Fouche, who developed and leads MOS, adapted the curriculum from the leadership model taught at the Department of Behavioral Sciences and Leadership at West Point.
“The course had a huge impact on the trajectory of my leadership journey when I went through an earlier version 15 years ago. I hope it has the same kind of positive impact on the participants’ leadership,” he said.
The MOS program explores various human behavior theories through formal instruction, classroom discussions, case studies and personal reflections. The goal of the program is to help participants become more effective leaders who are better equipped to meet their own needs and the needs of their teams.
Twenty-eight participants from various Finance and Administration units concluded the course with group presentations summarizing what they had learned. While the course focused largely on theory and case studies, the takeaways for many participants were far from hypothetical.
“With every chapter and every different part of the program that we did, I walked away with something that I could come back to my unit and implement,” said Donna Francis, director of human resources for Auxiliary Services.
Francis oversees six staff members, each specialized in a different skill. She hopes to use what she learned in MOS to lead cross-functional training among her team.

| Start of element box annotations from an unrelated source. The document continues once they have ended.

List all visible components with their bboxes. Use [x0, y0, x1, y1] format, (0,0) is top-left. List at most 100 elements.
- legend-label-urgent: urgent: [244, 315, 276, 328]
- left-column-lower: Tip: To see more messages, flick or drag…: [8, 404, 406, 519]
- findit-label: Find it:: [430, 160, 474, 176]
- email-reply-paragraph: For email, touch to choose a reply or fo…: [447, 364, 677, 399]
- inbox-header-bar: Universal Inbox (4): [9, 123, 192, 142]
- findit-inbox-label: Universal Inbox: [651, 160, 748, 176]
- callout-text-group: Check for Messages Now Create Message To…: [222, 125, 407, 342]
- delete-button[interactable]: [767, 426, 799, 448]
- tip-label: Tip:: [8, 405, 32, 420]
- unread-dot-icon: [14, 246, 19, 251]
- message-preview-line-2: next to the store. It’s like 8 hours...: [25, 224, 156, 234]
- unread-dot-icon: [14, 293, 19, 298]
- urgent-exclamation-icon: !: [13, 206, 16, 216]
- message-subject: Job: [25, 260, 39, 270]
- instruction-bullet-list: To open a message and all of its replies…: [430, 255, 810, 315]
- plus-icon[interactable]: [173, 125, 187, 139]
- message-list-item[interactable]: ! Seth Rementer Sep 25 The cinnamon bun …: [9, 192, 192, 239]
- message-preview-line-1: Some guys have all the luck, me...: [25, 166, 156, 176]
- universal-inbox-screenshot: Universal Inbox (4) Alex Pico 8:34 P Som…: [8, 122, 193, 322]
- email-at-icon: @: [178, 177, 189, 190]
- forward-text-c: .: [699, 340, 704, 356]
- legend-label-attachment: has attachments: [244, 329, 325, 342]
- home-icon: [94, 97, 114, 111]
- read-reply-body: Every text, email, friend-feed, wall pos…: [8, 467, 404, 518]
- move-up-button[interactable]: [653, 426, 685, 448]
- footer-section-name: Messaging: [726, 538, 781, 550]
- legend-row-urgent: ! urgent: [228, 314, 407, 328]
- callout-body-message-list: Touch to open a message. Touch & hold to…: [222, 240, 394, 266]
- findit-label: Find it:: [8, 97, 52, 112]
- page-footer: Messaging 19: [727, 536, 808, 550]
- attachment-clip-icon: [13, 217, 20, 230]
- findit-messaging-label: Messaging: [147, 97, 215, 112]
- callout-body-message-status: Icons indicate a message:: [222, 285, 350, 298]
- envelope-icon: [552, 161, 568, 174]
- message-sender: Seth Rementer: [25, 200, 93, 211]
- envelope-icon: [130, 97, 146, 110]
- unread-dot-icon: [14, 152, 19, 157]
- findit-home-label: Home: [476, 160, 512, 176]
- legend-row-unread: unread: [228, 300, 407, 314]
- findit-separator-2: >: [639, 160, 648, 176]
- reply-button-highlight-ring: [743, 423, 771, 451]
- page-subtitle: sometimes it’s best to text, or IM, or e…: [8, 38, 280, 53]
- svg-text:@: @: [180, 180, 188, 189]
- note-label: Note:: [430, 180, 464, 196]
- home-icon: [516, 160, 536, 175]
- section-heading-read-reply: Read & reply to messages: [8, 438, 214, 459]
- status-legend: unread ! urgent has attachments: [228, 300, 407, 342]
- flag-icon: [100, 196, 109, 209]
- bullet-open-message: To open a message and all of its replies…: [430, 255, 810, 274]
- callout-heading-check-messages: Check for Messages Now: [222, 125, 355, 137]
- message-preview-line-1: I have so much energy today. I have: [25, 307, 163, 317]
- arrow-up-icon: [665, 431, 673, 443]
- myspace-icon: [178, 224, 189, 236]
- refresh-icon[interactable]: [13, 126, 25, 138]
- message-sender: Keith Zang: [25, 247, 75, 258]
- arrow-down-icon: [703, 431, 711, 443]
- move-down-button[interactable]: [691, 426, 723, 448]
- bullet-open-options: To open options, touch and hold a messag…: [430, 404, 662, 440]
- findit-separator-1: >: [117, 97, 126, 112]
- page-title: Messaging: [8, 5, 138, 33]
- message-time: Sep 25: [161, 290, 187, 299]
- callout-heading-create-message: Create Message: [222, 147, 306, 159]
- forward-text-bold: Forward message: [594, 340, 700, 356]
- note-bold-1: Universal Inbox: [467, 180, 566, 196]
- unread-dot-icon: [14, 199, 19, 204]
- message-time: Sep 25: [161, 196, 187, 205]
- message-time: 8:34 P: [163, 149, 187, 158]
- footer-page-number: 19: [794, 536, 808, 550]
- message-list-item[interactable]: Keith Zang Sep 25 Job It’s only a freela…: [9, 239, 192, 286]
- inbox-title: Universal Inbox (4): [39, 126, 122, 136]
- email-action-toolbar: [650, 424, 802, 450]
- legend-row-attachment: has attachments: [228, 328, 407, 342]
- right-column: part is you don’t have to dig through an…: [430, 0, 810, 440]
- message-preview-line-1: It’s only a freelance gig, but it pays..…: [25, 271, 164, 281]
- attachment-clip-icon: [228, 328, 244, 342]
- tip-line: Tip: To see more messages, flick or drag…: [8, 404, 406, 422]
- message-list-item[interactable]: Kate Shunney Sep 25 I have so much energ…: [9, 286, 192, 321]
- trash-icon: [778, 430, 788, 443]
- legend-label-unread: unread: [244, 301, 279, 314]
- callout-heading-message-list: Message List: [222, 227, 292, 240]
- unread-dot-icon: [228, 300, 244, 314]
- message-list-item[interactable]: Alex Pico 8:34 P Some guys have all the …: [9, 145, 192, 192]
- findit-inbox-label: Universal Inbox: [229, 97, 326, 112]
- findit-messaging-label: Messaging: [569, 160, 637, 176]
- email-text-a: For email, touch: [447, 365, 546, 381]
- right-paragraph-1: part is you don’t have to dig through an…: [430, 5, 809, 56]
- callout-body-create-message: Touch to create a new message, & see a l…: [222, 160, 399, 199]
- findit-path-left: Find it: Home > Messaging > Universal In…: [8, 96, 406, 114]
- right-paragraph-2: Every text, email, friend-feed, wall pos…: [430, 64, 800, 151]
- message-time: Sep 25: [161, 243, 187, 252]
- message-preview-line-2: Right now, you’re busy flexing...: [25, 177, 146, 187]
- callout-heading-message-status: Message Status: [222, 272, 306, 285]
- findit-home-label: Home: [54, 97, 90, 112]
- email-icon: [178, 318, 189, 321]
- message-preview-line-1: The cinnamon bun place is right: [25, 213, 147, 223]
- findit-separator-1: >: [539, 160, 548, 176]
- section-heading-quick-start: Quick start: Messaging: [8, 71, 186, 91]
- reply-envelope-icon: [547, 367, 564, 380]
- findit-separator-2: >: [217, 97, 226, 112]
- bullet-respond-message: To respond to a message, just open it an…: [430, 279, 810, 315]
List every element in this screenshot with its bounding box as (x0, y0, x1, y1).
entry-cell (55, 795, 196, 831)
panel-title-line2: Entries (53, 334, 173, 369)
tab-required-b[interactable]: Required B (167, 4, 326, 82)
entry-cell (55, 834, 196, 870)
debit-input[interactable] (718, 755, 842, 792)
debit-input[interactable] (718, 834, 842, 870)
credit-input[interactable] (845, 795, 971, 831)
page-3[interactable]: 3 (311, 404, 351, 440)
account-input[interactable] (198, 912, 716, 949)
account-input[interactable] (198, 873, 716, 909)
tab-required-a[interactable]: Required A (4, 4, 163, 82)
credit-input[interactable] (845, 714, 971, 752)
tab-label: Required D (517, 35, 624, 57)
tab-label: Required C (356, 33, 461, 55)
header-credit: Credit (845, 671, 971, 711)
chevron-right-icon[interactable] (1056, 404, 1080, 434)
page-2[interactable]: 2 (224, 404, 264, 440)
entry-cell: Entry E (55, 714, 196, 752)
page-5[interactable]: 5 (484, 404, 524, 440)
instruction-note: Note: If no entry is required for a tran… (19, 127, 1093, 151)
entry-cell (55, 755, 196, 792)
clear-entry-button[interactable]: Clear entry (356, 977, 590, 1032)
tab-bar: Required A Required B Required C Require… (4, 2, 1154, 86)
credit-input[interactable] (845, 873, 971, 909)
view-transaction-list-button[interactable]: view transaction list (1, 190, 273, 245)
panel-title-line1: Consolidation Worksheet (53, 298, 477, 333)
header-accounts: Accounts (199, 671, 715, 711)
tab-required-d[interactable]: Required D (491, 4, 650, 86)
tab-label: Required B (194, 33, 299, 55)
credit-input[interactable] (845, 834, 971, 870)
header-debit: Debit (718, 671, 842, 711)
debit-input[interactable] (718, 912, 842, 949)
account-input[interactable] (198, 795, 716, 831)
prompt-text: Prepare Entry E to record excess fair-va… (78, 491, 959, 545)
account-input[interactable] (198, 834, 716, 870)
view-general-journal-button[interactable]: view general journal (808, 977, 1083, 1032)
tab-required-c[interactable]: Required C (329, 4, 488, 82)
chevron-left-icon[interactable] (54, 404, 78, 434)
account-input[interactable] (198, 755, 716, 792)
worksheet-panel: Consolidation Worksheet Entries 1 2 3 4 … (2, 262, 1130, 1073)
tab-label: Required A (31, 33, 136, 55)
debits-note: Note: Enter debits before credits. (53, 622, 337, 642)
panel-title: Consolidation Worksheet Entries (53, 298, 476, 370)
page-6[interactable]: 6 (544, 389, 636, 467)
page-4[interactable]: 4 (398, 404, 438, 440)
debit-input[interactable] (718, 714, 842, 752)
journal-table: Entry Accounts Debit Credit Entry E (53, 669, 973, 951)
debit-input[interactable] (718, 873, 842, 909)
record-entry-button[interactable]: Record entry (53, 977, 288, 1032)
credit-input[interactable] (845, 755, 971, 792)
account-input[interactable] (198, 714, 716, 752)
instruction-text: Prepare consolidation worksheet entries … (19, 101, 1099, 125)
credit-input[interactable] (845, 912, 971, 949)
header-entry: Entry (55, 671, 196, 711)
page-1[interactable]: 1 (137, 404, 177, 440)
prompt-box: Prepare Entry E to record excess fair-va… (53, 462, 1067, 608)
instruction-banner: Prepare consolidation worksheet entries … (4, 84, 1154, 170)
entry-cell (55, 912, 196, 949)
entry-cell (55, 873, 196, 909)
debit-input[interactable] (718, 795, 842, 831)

“The topic on teams was one of the biggest for me. It was something that I think I needed,” she said. “I think far too long I’ve operated independently when I really enjoy not to. That was a big takeaway for me to learn to navigate as a leader.”
Joel Dickerson, an off-campus zone manager with the Facilities Management Division, said MOS emphasized the value of self-awareness and empathy.
“Becoming more understanding and more open to other people’s perspectives is always a skill that needs to be improved,” Dickerson said. “This class gave me some tools to help see other people’s perspectives and see voids in my own that I hadn’t noticed before.”
Participants met for three consecutive days each month from August to November. Topics covered included group development, stress management and leadership in diversity, equity and inclusion, among others. After completing the course, participants can take part in coaching sessions to help integrate the material into their personal and work lives.
“Adam has done an incredible job tailoring leadership training for Finance and Administration through the MOS program,” said Ryan Nesbit, vice president for finance and administration. “I hope participants come away with a much better understanding of themselves and their leadership styles, as well as how they can best support their respective teams.”
Thirty new Finance and Administration staff members will participate in the second cohort beginning in March.
“This can really change the way we work,” said Dickerson. “It can change the way we view our work life. And it’s fun.”